III. Place of establishment

Most people choose the state of their residence as the place of registration and can save on related costs. But others choose to register in the most "business-friendly" or tax-friendly state. There are usually three factors to consider before deciding which state you should choose to register in:

1. The actual place of operation of the company
2. Analysis of operating costs in registered and non-registered places
3. Compare the strengths and weaknesses of state laws and tax systems.

The four most popular states for setting up a company in the United States are California, Terawa, Nevada and New York. Terawa's laws favor companies, Nevada has many tax advantages, and California and New York, for their part, are not only the commercial centers of the United States but also the transportation centers.

The state of Tava has established an internationally renowned Chancery court, which specializes in corporate law matters.
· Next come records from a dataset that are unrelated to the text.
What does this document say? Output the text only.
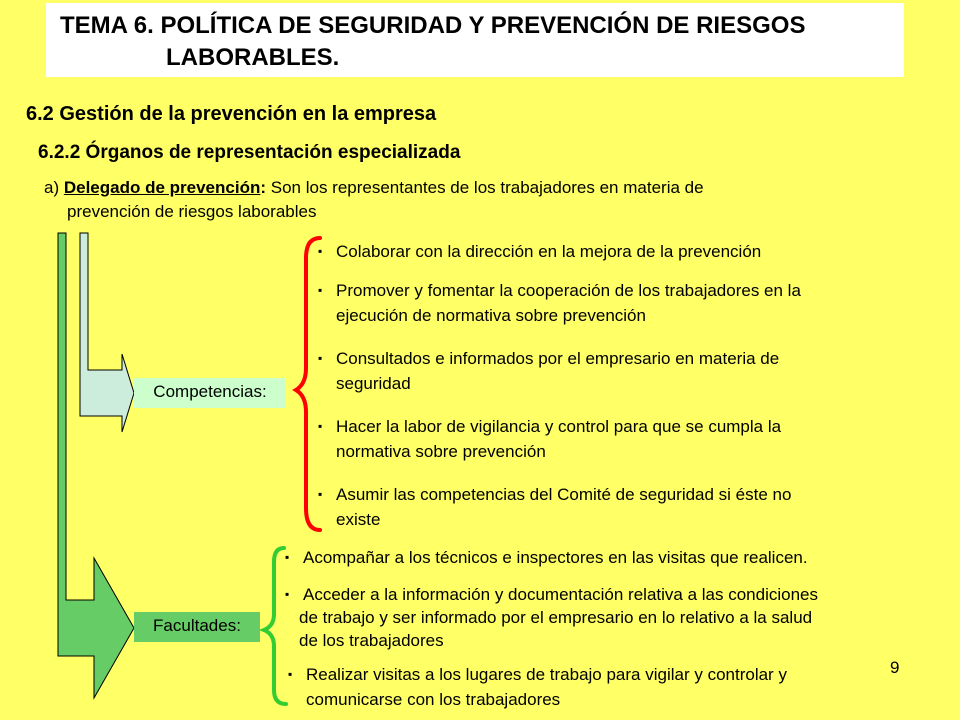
TEMA 6. POLÍTICA DE SEGURIDAD Y PREVENCIÓN DE RIESGOS
LABORABLES.
6.2 Gestión de la prevención en la empresa
6.2.2 Órganos de representación especializada
a) Delegado de prevención: Son los representantes de los trabajadores en materia de
prevención de riesgos laborables
Competencias:
Facultades:
▪ Colaborar con la dirección en la mejora de la prevención
▪ Promover y fomentar la cooperación de los trabajadores en la
ejecución de normativa sobre prevención
▪ Consultados e informados por el empresario en materia de
seguridad
▪ Hacer la labor de vigilancia y control para que se cumpla la
normativa sobre prevención
▪ Asumir las competencias del Comité de seguridad si éste no
existe
▪ Acompañar a los técnicos e inspectores en las visitas que realicen.
▪ Acceder a la información y documentación relativa a las condiciones
de trabajo y ser informado por el empresario en lo relativo a la salud
de los trabajadores
▪ Realizar visitas a los lugares de trabajo para vigilar y controlar y
comunicarse con los trabajadores
9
With over two hundred years of court cases, the Terava Law system is considered the best corporate law system in the country, and courts in other states often use the Terava Company Law as a standard for corporate law.

The registration and maintenance costs of setting up a company for the first time in Tava are very cheap, and there are currently no regulations such as due diligence.

Limited companies must pay their annual franchise tax by March 1 each year, while limited liability companies must pay their annual franchise tax by June 1 each year. Limited companies holding the standard minimum share capital must pay $35 per year to franchise owners, plus an annual franchise tax report filing fee of $25. The franchise tax on a limited liability company is two hundred dollars.

In addition to government-licensed insurance and banking, limited liability companies can engage in any other form of business activities Limited companies, on the other hand, are not restricted and can engage in any legitimate business activities.

New York State also has a number of policies and laws that are beneficial to company formation. An 8% tax on small businesses with annual net income of less than $200,000. Net income above $200,000, up to $290,000 is taxed at $16,000, plus $200,000 to $250,000 is taxed at 9%, and the portion above $250,000 is taxed at 5%. Medium and large companies are taxed at 9%.

In 1995, the New York State Corporate Tax rate was reduced from 9.675% in 1990 to 9%, and manufacturers who make significant investments in New York State can receive an Investment Tax Credit. The Effective Tax Rate can be significantly reduced to as low as 3.5%.

New York State sales tax of 4% is subject to a 4% local sales tax in most areas and an additional 0.25% sales tax in areas covered by the New York Metropolitan Mass Transit system (New York City's sales tax is 8.25%). As of March 1, 2000, purchases of clothing and footwear under $110 per unit in New York City are exempt from state and city sales tax, and outside New York City are exempt from state sales tax by only 4%, but still subject to local sales tax.

Terawa state does not collect business tax, for the company's executives, the board of directors are very few requirements and constraints, so for the consideration of capital operation, set up a company in Terawa State is a good choice If you need to operate in New York State, you can also directly establish a New York State company to facilitate business activities.


From entering the United States, to setting up and successfully operating a company, the entire process is highly professional and legally bound, and often requires the assistance of lawyers and accountants to complete it successfully. In the choice of law and accounting firms, the "Big Four" and joint venture firms are usually the first choice. However, the United States is mainly pragmatic, and there may be problems of expensive fees and excessive division of labor, which will lead to low economic benefits. Unless the company is preparing to go public, consider a small or medium-sized firm with moderate fees and professional services.